Naked and Alone in a Japanese Hot Tub
We hadn’t slept at all when we landed in Tokyo at 8:00 a.m. Was it a mistake to take the 4-hour red-eye flight from Hong Kong? Then, I spotted a coffee shop. The world always looks better after a cup of coffee.
When Martin and I travel, we don’t necessarily need to see all the tourist sites. We enjoy new experiences and learning about the local life the most. So we started our Japanese adventure in Nikko, a small town about two hours north of Tokyo. It was so refreshing to not be surrounded by high-rises everywhere. October is supposed to be the best time to see the fall colors, but we didn’t see much of that at all.
Nikko is famous for its UNESCO World Heritage Shrine and for its national park which has a huge waterfall in it.
The shrine was beautiful and fun to visit even though we couldn’t see the main gate since it was being restored.
Afterwards, we took a bus up the mountain to the national park. As we climbed higher and higher, the fog got thicker and thicker…we could hear the waterfall, but we couldn’t see anything. We had expected to see the things pictured here. I think we found Lake Chuzenji too but it was hard to tell…
Because the weather was so murky, we decided to visit a traditional onsen.

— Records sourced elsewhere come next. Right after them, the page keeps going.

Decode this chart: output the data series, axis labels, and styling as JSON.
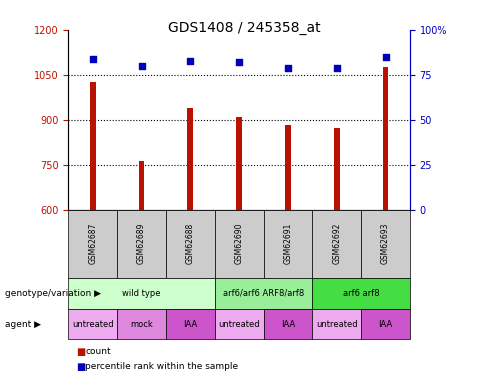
{
  "title": "GDS1408 / 245358_at",
  "samples": [
    "GSM62687",
    "GSM62689",
    "GSM62688",
    "GSM62690",
    "GSM62691",
    "GSM62692",
    "GSM62693"
  ],
  "bar_values": [
    1025,
    762,
    940,
    910,
    882,
    872,
    1075
  ],
  "percentile_values": [
    84,
    80,
    83,
    82,
    79,
    79,
    85
  ],
  "ylim_left": [
    600,
    1200
  ],
  "ylim_right": [
    0,
    100
  ],
  "yticks_left": [
    600,
    750,
    900,
    1050,
    1200
  ],
  "yticks_right": [
    0,
    25,
    50,
    75,
    100
  ],
  "bar_color": "#bb1100",
  "scatter_color": "#0000bb",
  "background_color": "#ffffff",
  "genotype_label": "genotype/variation",
  "agent_label": "agent",
  "genotype_groups": [
    {
      "label": "wild type",
      "start": 0,
      "end": 3,
      "color": "#ccffcc"
    },
    {
      "label": "arf6/arf6 ARF8/arf8",
      "start": 3,
      "end": 5,
      "color": "#99ee99"
    },
    {
      "label": "arf6 arf8",
      "start": 5,
      "end": 7,
      "color": "#44dd44"
    }
  ],
  "agent_groups": [
    {
      "label": "untreated",
      "start": 0,
      "end": 1,
      "color": "#eeaaee"
    },
    {
      "label": "mock",
      "start": 1,
      "end": 2,
      "color": "#dd88dd"
    },
    {
      "label": "IAA",
      "start": 2,
      "end": 3,
      "color": "#cc55cc"
    },
    {
      "label": "untreated",
      "start": 3,
      "end": 4,
      "color": "#eeaaee"
    },
    {
      "label": "IAA",
      "start": 4,
      "end": 5,
      "color": "#cc55cc"
    },
    {
      "label": "untreated",
      "start": 5,
      "end": 6,
      "color": "#eeaaee"
    },
    {
      "label": "IAA",
      "start": 6,
      "end": 7,
      "color": "#cc55cc"
    }
  ],
  "legend_count_color": "#bb1100",
  "legend_percentile_color": "#0000bb",
  "title_fontsize": 10,
  "tick_fontsize": 7,
  "label_fontsize": 7,
  "sample_box_color": "#cccccc",
  "bar_width": 0.12
}
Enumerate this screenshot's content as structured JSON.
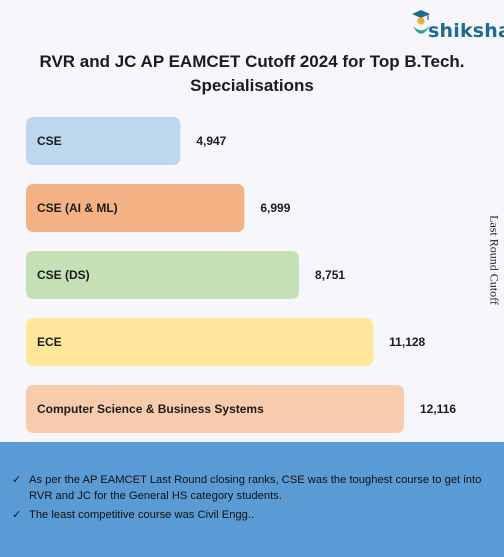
{
  "brand": {
    "name": "shiksha"
  },
  "chart_data": {
    "type": "bar",
    "orientation": "horizontal",
    "title": "RVR and JC AP EAMCET Cutoff 2024 for Top B.Tech. Specialisations",
    "ylabel": "Last Round Cutoff",
    "grid": false,
    "categories": [
      "CSE",
      "CSE (AI & ML)",
      "CSE (DS)",
      "ECE",
      "Computer Science & Business Systems"
    ],
    "values": [
      4947,
      6999,
      8751,
      11128,
      12116
    ],
    "value_labels": [
      "4,947",
      "6,999",
      "8,751",
      "11,128",
      "12,116"
    ],
    "colors": [
      "#bdd7ee",
      "#f4b183",
      "#c5e0b4",
      "#ffe699",
      "#f8cbad"
    ]
  },
  "notes": [
    "As per the AP EAMCET Last Round closing ranks, CSE was the toughest course to get into RVR and JC for the General HS category students.",
    "The least competitive course was Civil Engg.."
  ],
  "icons": {
    "logo": "graduate-figure-icon",
    "bullet": "check-mark-icon"
  }
}
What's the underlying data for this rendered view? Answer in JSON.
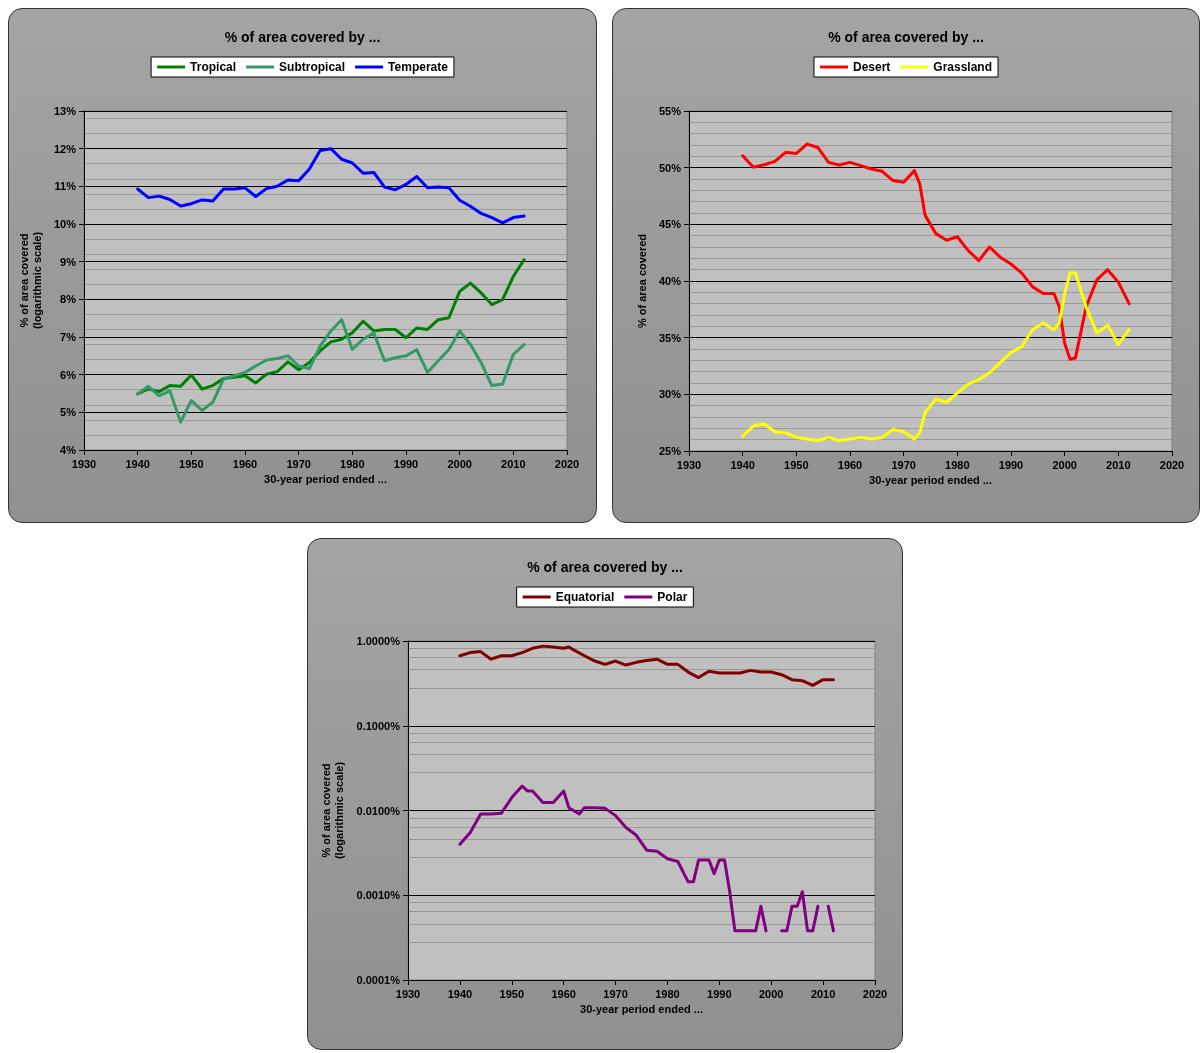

These things are weird. I’ve visited hot springs in Iceland, in Guatemala, and now in Japan. Iceland’s was the best. Guatemala’s was OK. Japan’s was awkwardly uncomfortable.
Men and women bathe separately because everyone is naked. There were two tubs – one outside with warm water and one inside with hot water. The benches in the tubs were at an awkward height; when I sat on them, the water only came up to my waist. I tried sitting on the floor of the tub to cover my whole body, but that also felt strange. Despite no other women being there, I felt exposed. I could hear Martin on the other side of the wall chatting with a Japanese man while I sat naked and alone in a dirty tub of murky sulfuric water.
The visit to the onsen ended on a bright note, however. Outside of the tubs is a common lounge area where Martin’s new Japanese friend was waiting for him and offered him a beer from the vending machine. We sat and chatted with him and his companions for a while, and they shared their Japanese snacks with us. It was just one of countless times Japanese people went out of their way to be kind to us.
Everyone we met in Japan was overly gracious and helpful.
Several people gave us directions and help with navigating the complex train system. One man even wrote down the directions for us, even though I already had written them down. Another man at the airport spent 20 minutes looking for the best way to get to Nikko and then wrote an extensive itinerary for us. Amazing.
In Tokyo, we stayed with a friend of Martin’s brother.
He lives in a big house with his wife and mother-in-law in Mitaka, a far western suburb of Tokyo. I was overwhelmed with their generosity; we felt so welcome in their home.
Visiting Tokyo is intimidating since it is so huge and nearly every neighborhood has something different to see and experience. Our host and his wife were going to Asakusa (pronounced ah-SOCKS-ah) on our first full day in the city, so we joined them.
We visited the famous shrine there and went up 350 meters (about 1150 feet) in the Skytree to see beautiful panoramic views of Tokyo.
Martin and I got interviewed for some TV show while visiting the shrine. They wanted to talk to foreigners and we said OK. I thought it would be about visiting Japan or something like that, but they wanted to know about our opinion about the Nobel Prize for Literature. Apparently a famous Japanese writer was nominated for the prize and they wanted to know if we thought he would win or if another nominee would win and why. Martin and I were clueless. Ironically, we discovered later that the winner of this year’s Nobel Prize for Literature went to Bob Dylan, who is from Minnesota like we are!
Also in Asakusa is Kappabashi street which is filled with stores selling supplies for restaurants. We saw several stores that sold only plastic food for display cases. My eyes were dazzled by all the adorable plates and cutlery. I was like a kid in a candy store, already designing my kitchen for when we would move to Tokyo.
Speaking of food, everything we ate in Japan was amazing! My taste buds did a little jig with every bite.
I can’t describe everything we ate, but two meals were epic. In Asakusa we found a vegan restaurant with a set lunch menu. OMG.
On our last night in Japan, our host’s wife made us a home-cooked Japanese meal. It was extravagant and thoughtful. We had been telling them the foods we had tried and how much we liked them, and she had listened to us and remembered what we said and served many of those same foods to us for this meal. It was so delicious. I was so distracted with eating that I forgot to take many photos…
Besides exploring Asakusa, we also spent a day wandering around Ueno, Roppungi, Harajuku, Shinjuku, and Shibuya. The day was filled with Japanese art, vegan food, quaint streets, local beer, and a crazy crowded intersection. It was happiness.
We both fell in love with Japan during our short vacation. I can’t wait to go back.